Transit NZ says it urgently needs to reseal 3km of the motorway between Oteha Valley Rd in Albany and Silverdale in Rodney District before winter to fix cracks likely to cause widespread surface failures if left unfilled.
The agency intends beginning the $5 million-plus project as early as tomorrow night by closing one of the motorway's two southbound lanes.
It does not expect the job to be finished until Monday, May 5.
But although it has timed the work for the two weeks of school holidays which start today, because it expects lower overall traffic volumes, police are concerned about the possibility of bumper-to-bumper queues over Anzac weekend.
Transit has promised to do its utmost to ensure both southbound lanes reopen by noon on April 27, the Sunday after Anzac Day, to make them available to holidaymakers returning to Auckland.
And it says it will not start work on the northbound carriageway until 9 o'clock that night.
Southbound traffic will be reduced to one lane with a 50km/h temporary speed limit for the first week of the project.
Northbound drivers will face the same constraints in the second week.
Drivers are being urged to use State Highway 17 through Albany or East Coast Rd as alternative routes.

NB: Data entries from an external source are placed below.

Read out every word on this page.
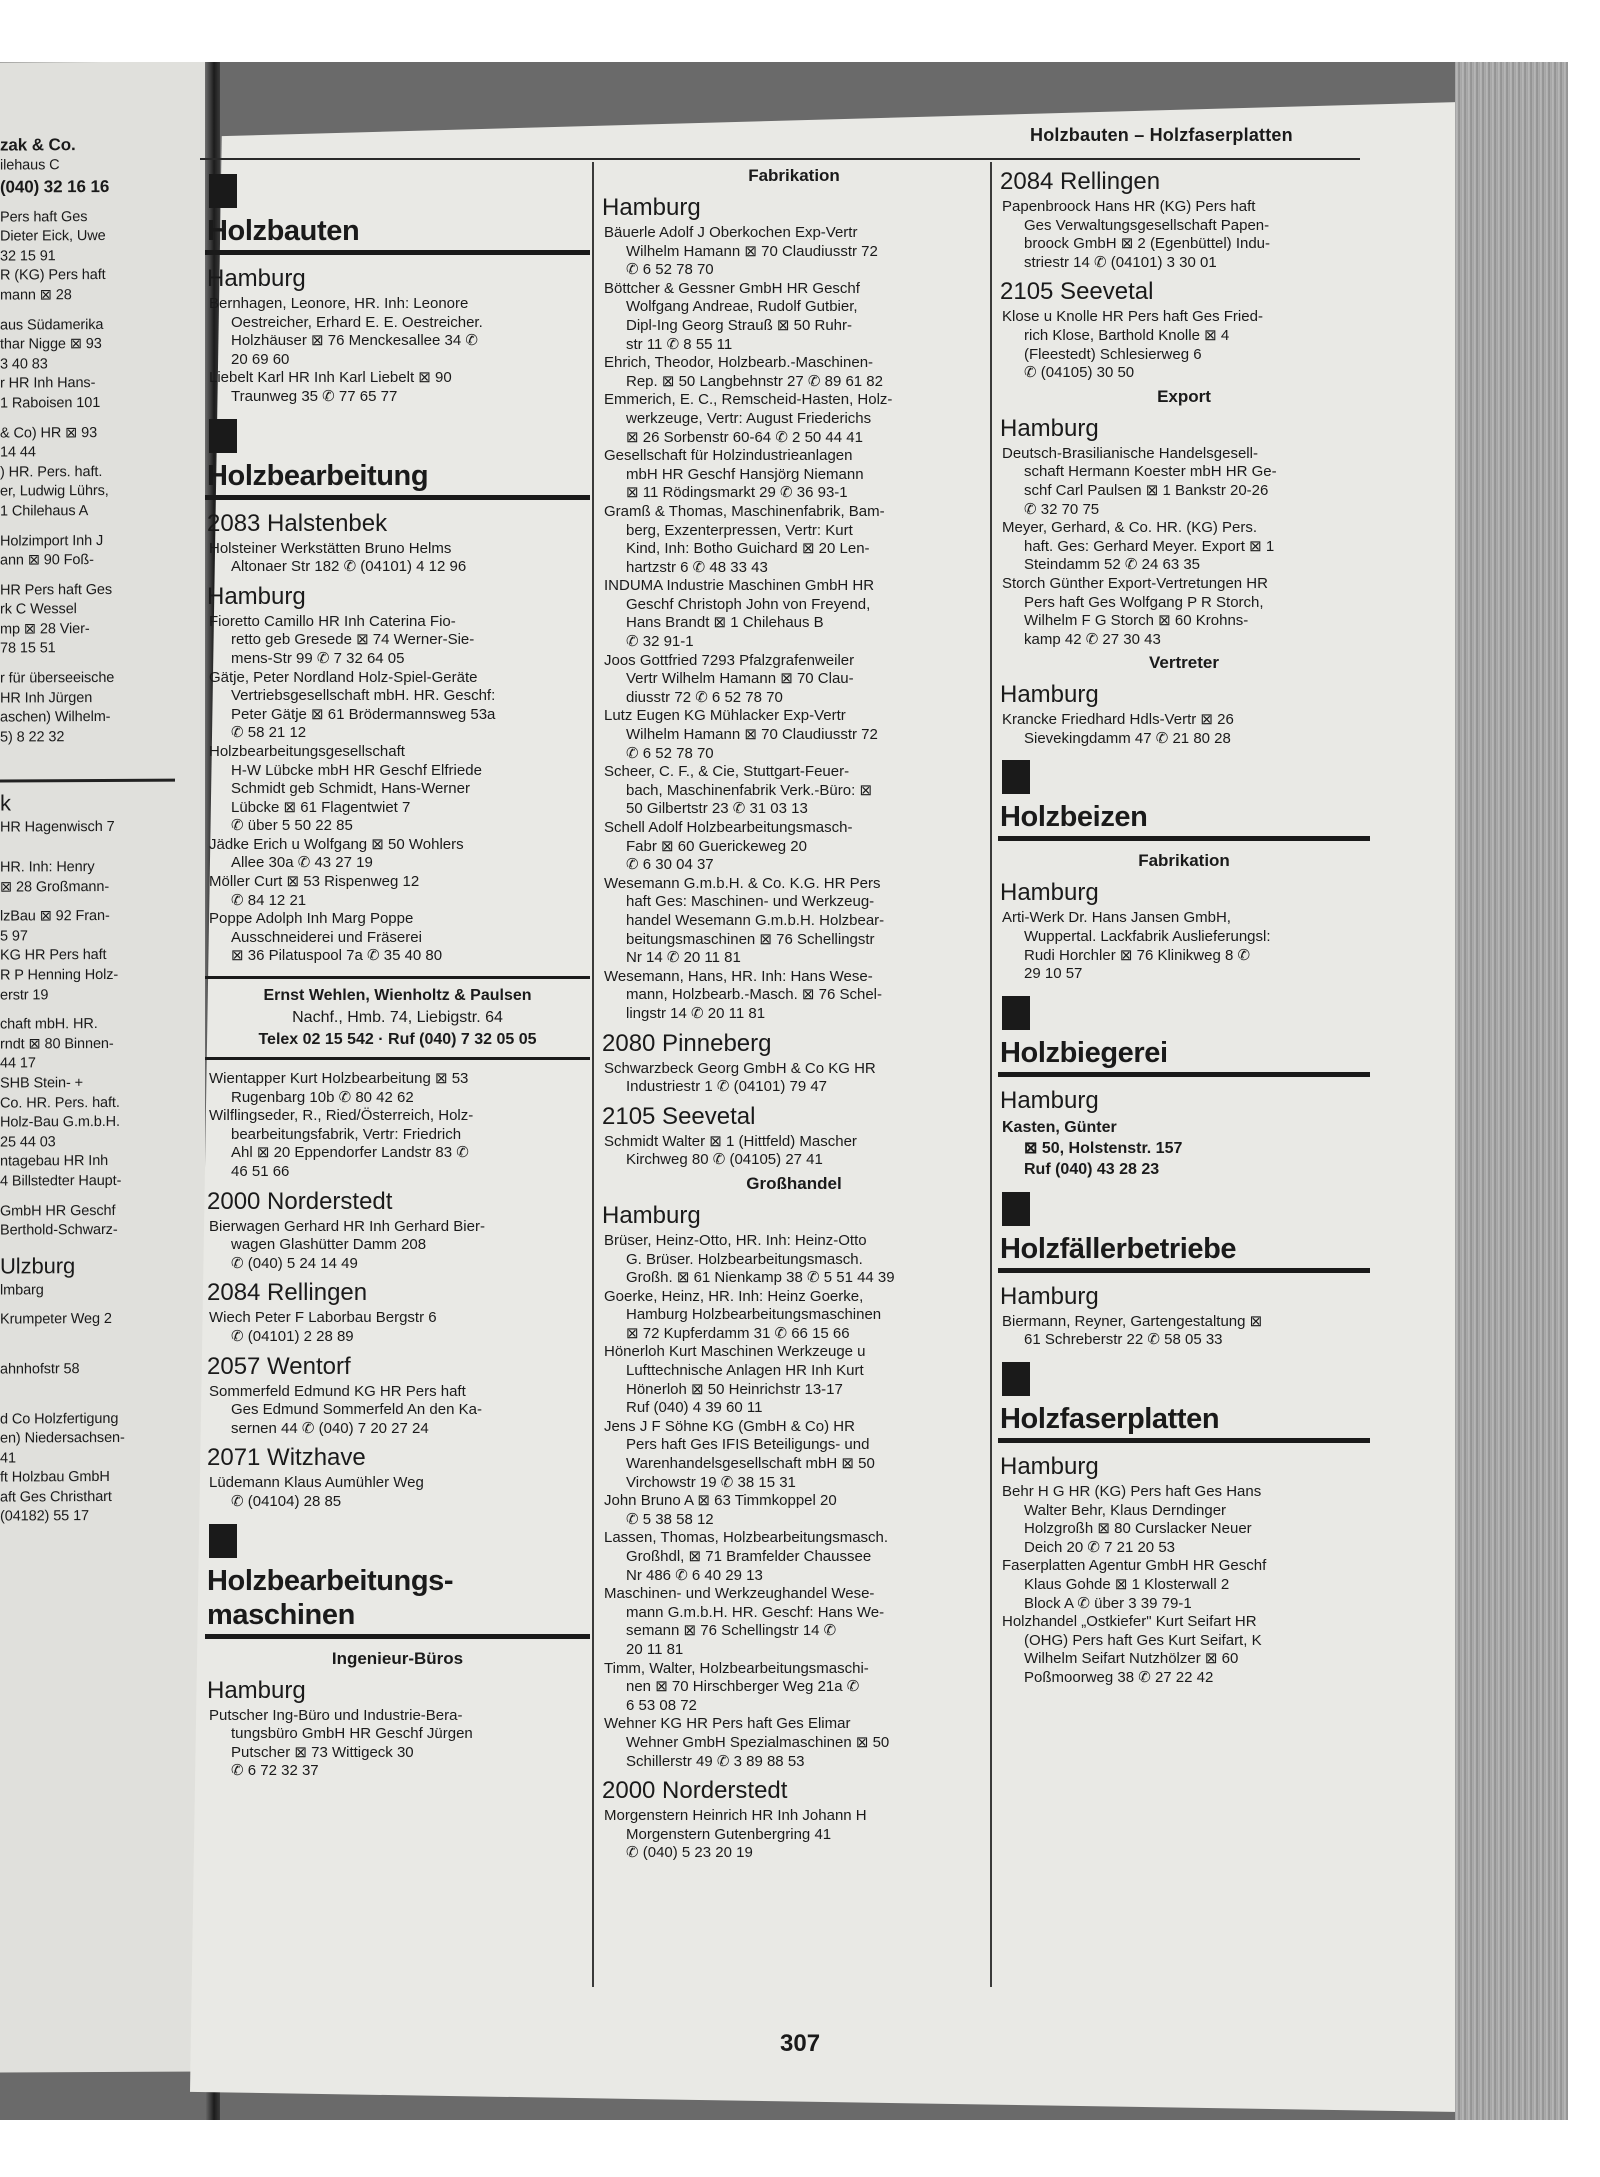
zak & Co.
ilehaus C
(040) 32 16 16
Pers haft Ges
Dieter Eick, Uwe
32 15 91
R (KG) Pers haft
mann ⊠ 28
aus Südamerika
thar Nigge ⊠ 93
3 40 83
r HR Inh Hans-
1 Raboisen 101
& Co) HR ⊠ 93
14 44
) HR. Pers. haft.
er, Ludwig Lührs,
1 Chilehaus A
Holzimport Inh J
ann ⊠ 90 Foß-
HR Pers haft Ges
rk C Wessel
mp ⊠ 28 Vier-
78 15 51
r für überseeische
HR Inh Jürgen
aschen) Wilhelm-
5) 8 22 32
k
HR Hagenwisch 7
HR. Inh: Henry
⊠ 28 Großmann-
lzBau ⊠ 92 Fran-
5 97
KG HR Pers haft
R P Henning Holz-
erstr 19
chaft mbH. HR.
rndt ⊠ 80 Binnen-
44 17
SHB Stein- +
Co. HR. Pers. haft.
Holz-Bau G.m.b.H.
25 44 03
ntagebau HR Inh
4 Billstedter Haupt-
GmbH HR Geschf
Berthold-Schwarz-
Ulzburg
lmbarg
Krumpeter Weg 2
ahnhofstr 58
d Co Holzfertigung
en) Niedersachsen-
41
ft Holzbau GmbH
aft Ges Christhart
(04182) 55 17
Holzbauten – Holzfaserplatten
Holzbauten
Hamburg
Bernhagen, Leonore, HR. Inh: Leonore
Oestreicher, Erhard E. E. Oestreicher.
Holzhäuser ⊠ 76 Menckesallee 34 ✆
20 69 60
Liebelt Karl HR Inh Karl Liebelt ⊠ 90
Traunweg 35 ✆ 77 65 77
Holzbearbeitung
2083 Halstenbek
Holsteiner Werkstätten Bruno Helms
Altonaer Str 182 ✆ (04101) 4 12 96
Hamburg
Fioretto Camillo HR Inh Caterina Fio-
retto geb Gresede ⊠ 74 Werner-Sie-
mens-Str 99 ✆ 7 32 64 05
Gätje, Peter Nordland Holz-Spiel-Geräte
Vertriebsgesellschaft mbH. HR. Geschf:
Peter Gätje ⊠ 61 Brödermannsweg 53a
✆ 58 21 12
Holzbearbeitungsgesellschaft
H-W Lübcke mbH HR Geschf Elfriede
Schmidt geb Schmidt, Hans-Werner
Lübcke ⊠ 61 Flagentwiet 7
✆ über 5 50 22 85
Jädke Erich u Wolfgang ⊠ 50 Wohlers
Allee 30a ✆ 43 27 19
Möller Curt ⊠ 53 Rispenweg 12
✆ 84 12 21
Poppe Adolph Inh Marg Poppe
Ausschneiderei und Fräserei
⊠ 36 Pilatuspool 7a ✆ 35 40 80
Ernst Wehlen, Wienholtz & Paulsen
Nachf., Hmb. 74, Liebigstr. 64
Telex 02 15 542 · Ruf (040) 7 32 05 05
Wientapper Kurt Holzbearbeitung ⊠ 53
Rugenbarg 10b ✆ 80 42 62
Wilflingseder, R., Ried/Österreich, Holz-
bearbeitungsfabrik, Vertr: Friedrich
Ahl ⊠ 20 Eppendorfer Landstr 83 ✆
46 51 66
2000 Norderstedt
Bierwagen Gerhard HR Inh Gerhard Bier-
wagen Glashütter Damm 208
✆ (040) 5 24 14 49
2084 Rellingen
Wiech Peter F Laborbau Bergstr 6
✆ (04101) 2 28 89
2057 Wentorf
Sommerfeld Edmund KG HR Pers haft
Ges Edmund Sommerfeld An den Ka-
sernen 44 ✆ (040) 7 20 27 24
2071 Witzhave
Lüdemann Klaus Aumühler Weg
✆ (04104) 28 85
Holzbearbeitungs-
maschinen
Ingenieur-Büros
Hamburg
Putscher Ing-Büro und Industrie-Bera-
tungsbüro GmbH HR Geschf Jürgen
Putscher ⊠ 73 Wittigeck 30
✆ 6 72 32 37
Fabrikation
Hamburg
Bäuerle Adolf J Oberkochen Exp-Vertr
Wilhelm Hamann ⊠ 70 Claudiusstr 72
✆ 6 52 78 70
Böttcher & Gessner GmbH HR Geschf
Wolfgang Andreae, Rudolf Gutbier,
Dipl-Ing Georg Strauß ⊠ 50 Ruhr-
str 11 ✆ 8 55 11
Ehrich, Theodor, Holzbearb.-Maschinen-
Rep. ⊠ 50 Langbehnstr 27 ✆ 89 61 82
Emmerich, E. C., Remscheid-Hasten, Holz-
werkzeuge, Vertr: August Friederichs
⊠ 26 Sorbenstr 60-64 ✆ 2 50 44 41
Gesellschaft für Holzindustrieanlagen
mbH HR Geschf Hansjörg Niemann
⊠ 11 Rödingsmarkt 29 ✆ 36 93-1
Gramß & Thomas, Maschinenfabrik, Bam-
berg, Exzenterpressen, Vertr: Kurt
Kind, Inh: Botho Guichard ⊠ 20 Len-
hartzstr 6 ✆ 48 33 43
INDUMA Industrie Maschinen GmbH HR
Geschf Christoph John von Freyend,
Hans Brandt ⊠ 1 Chilehaus B
✆ 32 91-1
Joos Gottfried 7293 Pfalzgrafenweiler
Vertr Wilhelm Hamann ⊠ 70 Clau-
diusstr 72 ✆ 6 52 78 70
Lutz Eugen KG Mühlacker Exp-Vertr
Wilhelm Hamann ⊠ 70 Claudiusstr 72
✆ 6 52 78 70
Scheer, C. F., & Cie, Stuttgart-Feuer-
bach, Maschinenfabrik Verk.-Büro: ⊠
50 Gilbertstr 23 ✆ 31 03 13
Schell Adolf Holzbearbeitungsmasch-
Fabr ⊠ 60 Guerickeweg 20
✆ 6 30 04 37
Wesemann G.m.b.H. & Co. K.G. HR Pers
haft Ges: Maschinen- und Werkzeug-
handel Wesemann G.m.b.H. Holzbear-
beitungsmaschinen ⊠ 76 Schellingstr
Nr 14 ✆ 20 11 81
Wesemann, Hans, HR. Inh: Hans Wese-
mann, Holzbearb.-Masch. ⊠ 76 Schel-
lingstr 14 ✆ 20 11 81
2080 Pinneberg
Schwarzbeck Georg GmbH & Co KG HR
Industriestr 1 ✆ (04101) 79 47
2105 Seevetal
Schmidt Walter ⊠ 1 (Hittfeld) Mascher
Kirchweg 80 ✆ (04105) 27 41
Großhandel
Hamburg
Brüser, Heinz-Otto, HR. Inh: Heinz-Otto
G. Brüser. Holzbearbeitungsmasch.
Großh. ⊠ 61 Nienkamp 38 ✆ 5 51 44 39
Goerke, Heinz, HR. Inh: Heinz Goerke,
Hamburg Holzbearbeitungsmaschinen
⊠ 72 Kupferdamm 31 ✆ 66 15 66
Hönerloh Kurt Maschinen Werkzeuge u
Lufttechnische Anlagen HR Inh Kurt
Hönerloh ⊠ 50 Heinrichstr 13-17
Ruf (040) 4 39 60 11
Jens J F Söhne KG (GmbH & Co) HR
Pers haft Ges IFIS Beteiligungs- und
Warenhandelsgesellschaft mbH ⊠ 50
Virchowstr 19 ✆ 38 15 31
John Bruno A ⊠ 63 Timmkoppel 20
✆ 5 38 58 12
Lassen, Thomas, Holzbearbeitungsmasch.
Großhdl, ⊠ 71 Bramfelder Chaussee
Nr 486 ✆ 6 40 29 13
Maschinen- und Werkzeughandel Wese-
mann G.m.b.H. HR. Geschf: Hans We-
semann ⊠ 76 Schellingstr 14 ✆
20 11 81
Timm, Walter, Holzbearbeitungsmaschi-
nen ⊠ 70 Hirschberger Weg 21a ✆
6 53 08 72
Wehner KG HR Pers haft Ges Elimar
Wehner GmbH Spezialmaschinen ⊠ 50
Schillerstr 49 ✆ 3 89 88 53
2000 Norderstedt
Morgenstern Heinrich HR Inh Johann H
Morgenstern Gutenbergring 41
✆ (040) 5 23 20 19
2084 Rellingen
Papenbroock Hans HR (KG) Pers haft
Ges Verwaltungsgesellschaft Papen-
broock GmbH ⊠ 2 (Egenbüttel) Indu-
striestr 14 ✆ (04101) 3 30 01
2105 Seevetal
Klose u Knolle HR Pers haft Ges Fried-
rich Klose, Barthold Knolle ⊠ 4
(Fleestedt) Schlesierweg 6
✆ (04105) 30 50
Export
Hamburg
Deutsch-Brasilianische Handelsgesell-
schaft Hermann Koester mbH HR Ge-
schf Carl Paulsen ⊠ 1 Bankstr 20-26
✆ 32 70 75
Meyer, Gerhard, & Co. HR. (KG) Pers.
haft. Ges: Gerhard Meyer. Export ⊠ 1
Steindamm 52 ✆ 24 63 35
Storch Günther Export-Vertretungen HR
Pers haft Ges Wolfgang P R Storch,
Wilhelm F G Storch ⊠ 60 Krohns-
kamp 42 ✆ 27 30 43
Vertreter
Hamburg
Krancke Friedhard Hdls-Vertr ⊠ 26
Sievekingdamm 47 ✆ 21 80 28
Holzbeizen
Fabrikation
Hamburg
Arti-Werk Dr. Hans Jansen GmbH,
Wuppertal. Lackfabrik Auslieferungsl:
Rudi Horchler ⊠ 76 Klinikweg 8 ✆
29 10 57
Holzbiegerei
Hamburg
Kasten, Günter
⊠ 50, Holstenstr. 157
Ruf (040) 43 28 23
Holzfällerbetriebe
Hamburg
Biermann, Reyner, Gartengestaltung ⊠
61 Schreberstr 22 ✆ 58 05 33
Holzfaserplatten
Hamburg
Behr H G HR (KG) Pers haft Ges Hans
Walter Behr, Klaus Derndinger
Holzgroßh ⊠ 80 Curslacker Neuer
Deich 20 ✆ 7 21 20 53
Faserplatten Agentur GmbH HR Geschf
Klaus Gohde ⊠ 1 Klosterwall 2
Block A ✆ über 3 39 79-1
Holzhandel „Ostkiefer" Kurt Seifart HR
(OHG) Pers haft Ges Kurt Seifart, K
Wilhelm Seifart Nutzhölzer ⊠ 60
Poßmoorweg 38 ✆ 27 22 42
307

But the head of the Waitemata police highway patrol, Senior Sergeant Bill Russell, acknowledged yesterday there could be no guarantee the southbound carriageway would reopen in time.
"It depends on the weather - if it rains, their sealing has to stop."
Transit's northern operations manager, Joseph Flanagan, said his agency had carefully assessed traffic projections before deciding to time the project for the school holidays.
"If we did it during normal weeks there would have been too many delays - there would have been very severe traffic congestion."
He was confident the benefit of reduced peak traffic volumes over the school holidays would outweigh potential short-term difficulties over the Anzac weekend.
Transit was treating noon on the Sunday after Anzac Day as its absolute deadline to reopen the full southbound carriageway, and hoped to do so with hours to spare.